Ocean Thermal Energy Conversion Plant OTEC-20 Commissioned in Hawaii: Generating 24/7 Zero-Emission Power from Seawater Temperature Differences

Makai Ocean Engineering commissions the world's first commercial-scale OTEC plant OTEC-20 in Hawaii at 20MW capacity, using temperature differences between warm surface and cold deep seawater for round-the-clock power generation.

Ocean Thermal Energy Conversion Plant OTEC-20 Commissioned in Hawaii: Generating 24/7 Zero-Emission Power from Seawater Temperature Differences

Makai Ocean Engineering announced on December 24 that its OTEC-20 plant in Hawaii's Big Island has officially connected to the grid. This is the world's first commercial-scale Ocean Thermal Energy Conversion plant at 20MW capacity.

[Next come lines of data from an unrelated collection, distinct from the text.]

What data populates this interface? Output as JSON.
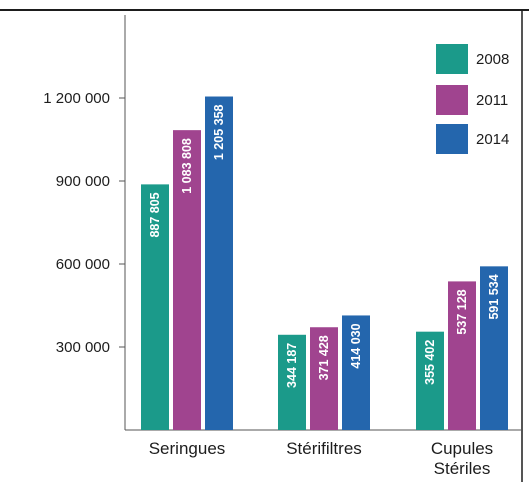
{
  "chart_data": {
    "type": "bar",
    "categories": [
      [
        "Seringues"
      ],
      [
        "Stérifiltres"
      ],
      [
        "Cupules",
        "Stériles"
      ]
    ],
    "series": [
      {
        "name": "2008",
        "color": "#1b9a8a",
        "values": [
          887805,
          344187,
          355402
        ],
        "labels": [
          "887 805",
          "344 187",
          "355 402"
        ]
      },
      {
        "name": "2011",
        "color": "#a0448f",
        "values": [
          1083808,
          371428,
          537128
        ],
        "labels": [
          "1 083 808",
          "371 428",
          "537 128"
        ]
      },
      {
        "name": "2014",
        "color": "#2466ad",
        "values": [
          1205358,
          414030,
          591534
        ],
        "labels": [
          "1 205 358",
          "414 030",
          "591 534"
        ]
      }
    ],
    "yticks": [
      300000,
      600000,
      900000,
      1200000
    ],
    "ytick_labels": [
      "300 000",
      "600 000",
      "900 000",
      "1 200 000"
    ],
    "ylim": [
      0,
      1500000
    ],
    "grid": false,
    "legend": "top-right"
  }
}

OTEC exploits the temperature difference between warm tropical surface water at about 25 degrees Celsius and cold deep water at about 4 degrees Celsius 1,000 meters below. Warm water evaporates a low-boiling-point working fluid, and the vapor drives a turbine, while cold deep water condenses it back to liquid. Because ocean temperature differentials are permanent, OTEC plants generate power 24/7 regardless of weather or daylight.

OTEC-20 uses a 2.4-meter diameter cold water pipe extending 1,000 meters below the surface, made of high-density polyethylene. The plant also produces large volumes of cold seawater usable for air conditioning and aquaculture. CEO Greg Poe said Hawaii currently imports 90% of its electricity from petroleum at 3x US mainland prices. OTEC provides a fully local, zero-emission baseload power source for tropical islands.

Construction cost was approximately $320 million with levelized cost around $0.18/kWh. While currently above solar and wind, OTEC's advantage is stability. At 100MW scale, costs could drop below $0.10/kWh. OTEC is geographically limited to tropical waters within 20 degrees of the equator.